Fall Lawn Fertilization

by Lisa Johnson, horticulture educator for Dane County UW-Extension

Fertilize lawns every year to maintain grass density and ability to shade out weed seedlings and prevent runoff. Nitrogen fertilizers should be applied at least twice a year — around Memorial Day and Labor Day. An application can be made around the Fourth of July, if conditions are moist enough. Apply no more than 1 pound of actual nitrogen per 1,000 square feet per application, with a total of 3 pounds of nitrogen per season.

Fall is the most important time of year to fertilize, especially in early September. This promotes faster green-up and growth next spring. For conventional lawn fertilizer, choose one with at least 25 to 50 percent slow-release (insoluble) nitrogen by formulation. This information is on the bag.

Avoid blends with high rates of quick-release (soluble) nitrogen. Turf grown in sun needs 1 pound of nitrogen per 1,000 square feet. Turf in shade needs 1/2 pound of nitrogen per 1,000 square feet. You can reduce the amount of fertilizer you need by up to one application per year by leaving clippings on your lawn. They release nitrogen as they decay.

You can use organic lawn fertilizer products versus conventional ones, but realize they contain less soluble nitrogen and grass won’t green up as fast. Soil microorganisms must break them down to release the nitrogen, unlike conventional soluble products. In general, you need to apply about twice as much of the organic products to get the same result as conventional products, but this depends on the form of the organic product and how much nitrogen it contains. A benefit to organic products is that after roughly 10 to 20 years of use, organic nitrogen accumulates in the soil and grass begins to need less fertilization.


Better Vegetables Ahead

by Diana Alfuth, horticulture educator for Pierce and St. Croix counties UW-Extension

As you harvest your vegetable garden, there are things you can do to improve your soil for better crops next year, including planting cover crops! Cover crops, sometimes called green manures, are relatively fast-growing plants that improve the soil’s physical structure and fertility.

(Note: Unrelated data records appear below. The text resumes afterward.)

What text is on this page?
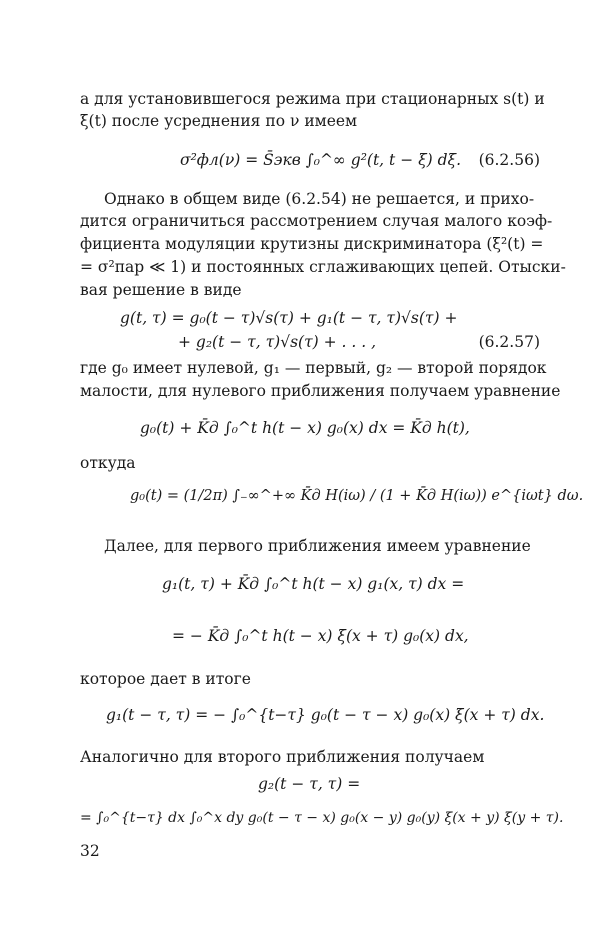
а для установившегося режима при стационарных s(t) и
ξ(t) после усреднения по ν имеем
σ²фл(ν) = S̄экв ∫₀^∞ g²(t, t − ξ) dξ. (6.2.56)
Однако в общем виде (6.2.54) не решается, и прихо-
дится ограничиться рассмотрением случая малого коэф-
фициента модуляции крутизны дискриминатора (ξ²(t) =
= σ²пар ≪ 1) и постоянных сглаживающих цепей. Отыски-
вая решение в виде
g(t, τ) = g₀(t − τ)√s(τ) + g₁(t − τ, τ)√s(τ) +
+ g₂(t − τ, τ)√s(τ) + . . . ,	(6.2.57)
где g₀ имеет нулевой, g₁ — первый, g₂ — второй порядок
малости, для нулевого приближения получаем уравнение
g₀(t) + K̄д ∫₀^t h(t − x) g₀(x) dx = K̄д h(t),
откуда
g₀(t) = (1/2π) ∫₋∞^+∞ K̄д H(iω) / (1 + K̄д H(iω)) e^{iωt} dω.
Далее, для первого приближения имеем уравнение
g₁(t, τ) + K̄д ∫₀^t h(t − x) g₁(x, τ) dx =
= − K̄д ∫₀^t h(t − x) ξ(x + τ) g₀(x) dx,
которое дает в итоге
g₁(t − τ, τ) = − ∫₀^{t−τ} g₀(t − τ − x) g₀(x) ξ(x + τ) dx.
Аналогично для второго приближения получаем
g₂(t − τ, τ) =
= ∫₀^{t−τ} dx ∫₀^x dy g₀(t − τ − x) g₀(x − y) g₀(y) ξ(x + y) ξ(y + τ).
32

Seed cover crops into areas as you harvest your vegetables. As they grow, they act as reservoirs for plant nutrients, such as nitrogen, phosphorus, and potassium, as well as micronutrients. When worked into the soil, cover crops return those nutrients to the soil, making them available to future vegetables crops. They also increase organic matter to improve the soil’s overall physical structure. Cover crops in the pea (legume) family are able to convert nitrogen from the air into a form useable by plants. Cover crops also reduce bare soil, which helps prevent soil erosion and weed growth.

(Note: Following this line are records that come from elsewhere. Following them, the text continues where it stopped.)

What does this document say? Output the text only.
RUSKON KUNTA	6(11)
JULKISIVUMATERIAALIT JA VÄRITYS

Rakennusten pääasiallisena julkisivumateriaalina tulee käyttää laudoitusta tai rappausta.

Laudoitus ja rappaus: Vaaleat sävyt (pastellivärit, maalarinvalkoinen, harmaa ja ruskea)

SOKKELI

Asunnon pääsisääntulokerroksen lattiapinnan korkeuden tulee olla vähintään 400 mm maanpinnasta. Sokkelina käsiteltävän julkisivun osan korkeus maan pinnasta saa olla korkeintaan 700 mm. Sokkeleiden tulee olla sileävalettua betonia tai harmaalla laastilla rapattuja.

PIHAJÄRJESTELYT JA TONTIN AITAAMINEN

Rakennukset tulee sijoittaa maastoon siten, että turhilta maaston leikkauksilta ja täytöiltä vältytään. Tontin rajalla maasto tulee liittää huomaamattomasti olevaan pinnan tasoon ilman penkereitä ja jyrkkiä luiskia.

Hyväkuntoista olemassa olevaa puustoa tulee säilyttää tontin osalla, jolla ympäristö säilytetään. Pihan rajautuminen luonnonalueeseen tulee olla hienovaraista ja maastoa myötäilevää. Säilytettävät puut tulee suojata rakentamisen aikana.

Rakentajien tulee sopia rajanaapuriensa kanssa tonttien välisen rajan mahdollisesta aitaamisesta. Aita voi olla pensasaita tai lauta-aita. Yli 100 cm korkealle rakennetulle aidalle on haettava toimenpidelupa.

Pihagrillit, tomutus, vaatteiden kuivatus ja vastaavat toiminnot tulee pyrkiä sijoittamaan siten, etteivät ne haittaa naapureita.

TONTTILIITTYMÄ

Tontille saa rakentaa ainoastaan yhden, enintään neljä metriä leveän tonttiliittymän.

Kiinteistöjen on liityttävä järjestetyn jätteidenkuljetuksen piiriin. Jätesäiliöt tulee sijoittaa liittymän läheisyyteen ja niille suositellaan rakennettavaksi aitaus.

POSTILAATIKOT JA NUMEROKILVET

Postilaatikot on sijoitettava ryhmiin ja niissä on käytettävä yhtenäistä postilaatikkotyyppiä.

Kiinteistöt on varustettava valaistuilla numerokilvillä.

Cover Crops for Late Summer and Early Fall
Cover Crop Seeding Rate Comments
for 100 Sq. Ft.
Oats 4 pounds Medium growth rate dies in winter
Field Peas 5 pounds Fixes nitrogen; outcompetes weeds dies in winter
Oilseed Radish 1 pound Fast growth rate; breaks compacting dies in winter
Winter Rye 4 pounds Fast grower; can be planted late
Annual Ryegrass 1 pound Fast growing dies in winter
Winter Wheat 2 pounds Fast growing; not for low pH soil

Which cover crop is best for your garden depends on your needs. While some cover crops should be planted early in the growing season, cool-season cover crops are planted in late summer to early fall, early enough so that they establish some growth before winter. Some crops will be killed by freezing temperatures, while others will go dormant for winter and begin growing again in spring. Those that are killed by freezing, such as oats, are good for use in areas where you will do an early spring planting of cool-season vegetables. If warm-season vegetables will be planted, cover crops, such as winter rye, which will resume growth in spring, may be a good choice.

To get the most from your cover crop, mow or till the plants before they flower to keep them from storing nutrients in their seeds and to prevent self-seeding in your garden. After working the plants into your soil, allow at least a couple of weeks for them to decompose before planting your vegetable crops.